I can't lie to him... I am a bad liar and no doubt my daughter will ask why I'm lying and why we tell her she can't!

Thank you everyone for the suggestions, I think I'm going to ignore it.
post #25 of 26
In my experience, a lot of people on facebook are 'friend collectors' and add anyone they possibly can to their friend list. He probably sent a request to everyone he had ever emailed and wont notice that you ignore his request.
post #26 of 26
Quote:
In my experience, a lot of people on facebook are 'friend collectors' and add anyone they possibly can to their friend list.
Exactly.
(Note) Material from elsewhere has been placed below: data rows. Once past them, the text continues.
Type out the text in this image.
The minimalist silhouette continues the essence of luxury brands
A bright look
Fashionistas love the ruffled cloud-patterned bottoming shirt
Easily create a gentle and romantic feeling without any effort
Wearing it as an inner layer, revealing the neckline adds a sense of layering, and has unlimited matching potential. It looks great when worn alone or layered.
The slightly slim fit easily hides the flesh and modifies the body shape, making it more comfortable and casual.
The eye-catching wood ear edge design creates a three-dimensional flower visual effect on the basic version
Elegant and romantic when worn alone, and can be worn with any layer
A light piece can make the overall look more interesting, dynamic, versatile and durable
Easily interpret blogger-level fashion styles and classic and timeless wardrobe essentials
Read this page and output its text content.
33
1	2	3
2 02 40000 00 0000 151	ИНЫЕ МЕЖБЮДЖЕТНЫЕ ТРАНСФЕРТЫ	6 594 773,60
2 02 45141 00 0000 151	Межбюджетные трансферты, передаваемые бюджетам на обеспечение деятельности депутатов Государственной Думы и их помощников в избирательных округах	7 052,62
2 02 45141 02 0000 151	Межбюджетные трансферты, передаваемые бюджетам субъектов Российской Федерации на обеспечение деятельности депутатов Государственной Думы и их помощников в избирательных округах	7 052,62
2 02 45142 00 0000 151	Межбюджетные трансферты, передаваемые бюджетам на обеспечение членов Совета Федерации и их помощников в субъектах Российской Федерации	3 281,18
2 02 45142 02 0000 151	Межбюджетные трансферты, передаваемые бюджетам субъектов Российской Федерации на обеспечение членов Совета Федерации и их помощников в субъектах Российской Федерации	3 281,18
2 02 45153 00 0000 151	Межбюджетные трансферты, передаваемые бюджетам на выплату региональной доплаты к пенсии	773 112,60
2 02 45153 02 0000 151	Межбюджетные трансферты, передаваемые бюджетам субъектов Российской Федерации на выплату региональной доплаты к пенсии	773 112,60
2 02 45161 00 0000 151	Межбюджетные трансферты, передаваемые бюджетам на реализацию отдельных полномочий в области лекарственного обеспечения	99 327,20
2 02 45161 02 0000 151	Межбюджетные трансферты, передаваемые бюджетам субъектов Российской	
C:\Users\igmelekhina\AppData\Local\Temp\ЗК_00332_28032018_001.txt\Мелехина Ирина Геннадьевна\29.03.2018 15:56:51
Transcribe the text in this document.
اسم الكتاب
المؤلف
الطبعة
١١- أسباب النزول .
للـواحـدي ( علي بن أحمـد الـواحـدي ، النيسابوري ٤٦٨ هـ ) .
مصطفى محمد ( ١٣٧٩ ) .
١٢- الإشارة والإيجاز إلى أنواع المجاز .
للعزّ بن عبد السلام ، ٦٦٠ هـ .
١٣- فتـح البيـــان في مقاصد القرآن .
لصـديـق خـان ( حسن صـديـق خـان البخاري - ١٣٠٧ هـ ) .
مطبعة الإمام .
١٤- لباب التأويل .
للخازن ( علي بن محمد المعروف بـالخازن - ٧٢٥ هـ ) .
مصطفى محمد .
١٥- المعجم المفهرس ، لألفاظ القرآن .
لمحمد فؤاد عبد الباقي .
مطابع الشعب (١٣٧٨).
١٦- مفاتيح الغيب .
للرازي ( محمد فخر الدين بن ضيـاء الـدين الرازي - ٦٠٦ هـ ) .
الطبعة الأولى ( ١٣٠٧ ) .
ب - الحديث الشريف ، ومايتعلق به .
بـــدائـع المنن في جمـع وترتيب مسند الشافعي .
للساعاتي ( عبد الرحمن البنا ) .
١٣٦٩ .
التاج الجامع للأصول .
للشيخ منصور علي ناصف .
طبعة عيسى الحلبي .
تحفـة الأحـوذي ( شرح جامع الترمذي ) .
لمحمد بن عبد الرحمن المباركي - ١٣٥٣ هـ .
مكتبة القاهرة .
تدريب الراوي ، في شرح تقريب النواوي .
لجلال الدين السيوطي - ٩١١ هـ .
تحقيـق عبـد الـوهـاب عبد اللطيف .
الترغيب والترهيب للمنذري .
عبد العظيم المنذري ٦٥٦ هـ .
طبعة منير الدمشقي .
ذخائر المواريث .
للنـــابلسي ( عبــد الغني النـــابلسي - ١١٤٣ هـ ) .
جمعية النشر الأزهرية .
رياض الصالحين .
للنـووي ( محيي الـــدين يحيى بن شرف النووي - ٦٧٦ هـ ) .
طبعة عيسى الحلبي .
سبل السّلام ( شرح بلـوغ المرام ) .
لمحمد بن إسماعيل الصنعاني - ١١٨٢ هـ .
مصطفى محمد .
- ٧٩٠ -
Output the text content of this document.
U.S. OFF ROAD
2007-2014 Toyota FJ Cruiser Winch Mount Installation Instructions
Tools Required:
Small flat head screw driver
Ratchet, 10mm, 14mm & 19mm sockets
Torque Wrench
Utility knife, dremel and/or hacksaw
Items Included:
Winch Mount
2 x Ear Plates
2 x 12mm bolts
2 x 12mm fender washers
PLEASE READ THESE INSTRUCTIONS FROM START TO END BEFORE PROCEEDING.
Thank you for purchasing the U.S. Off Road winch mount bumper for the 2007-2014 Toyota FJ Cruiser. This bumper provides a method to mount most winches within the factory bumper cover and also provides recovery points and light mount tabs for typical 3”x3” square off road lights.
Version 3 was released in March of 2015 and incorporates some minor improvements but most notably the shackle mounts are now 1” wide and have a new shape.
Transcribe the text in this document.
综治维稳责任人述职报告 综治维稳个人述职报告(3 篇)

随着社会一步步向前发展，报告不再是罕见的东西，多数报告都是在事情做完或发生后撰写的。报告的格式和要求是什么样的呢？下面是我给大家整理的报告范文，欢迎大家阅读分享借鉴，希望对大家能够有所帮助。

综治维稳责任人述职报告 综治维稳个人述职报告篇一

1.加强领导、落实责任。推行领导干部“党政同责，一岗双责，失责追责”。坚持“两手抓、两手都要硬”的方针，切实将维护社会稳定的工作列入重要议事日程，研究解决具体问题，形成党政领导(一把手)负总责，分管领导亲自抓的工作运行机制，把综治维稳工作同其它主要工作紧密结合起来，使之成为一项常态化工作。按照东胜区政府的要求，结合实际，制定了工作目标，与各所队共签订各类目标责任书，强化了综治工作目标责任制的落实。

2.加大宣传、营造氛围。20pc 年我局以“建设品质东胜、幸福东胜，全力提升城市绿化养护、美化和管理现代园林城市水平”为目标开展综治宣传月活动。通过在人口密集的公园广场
I looked at DD's page the other day and she has over 500 friends! One boy in particular that she had asked if she could be on his friends list emailed her saying, "Do I know you?" When she told him they'd gone to the same high school (over 1800 students) he told her, "Just because we went to the same school doesn't mean I know you." I believe DD was stunned.

Sorry, went off on a tangent there. While my initial thought would be to ignore the teacher's request, I suppose that if he brought up the subject again I would tell him you only had close personal friends/family members on your list.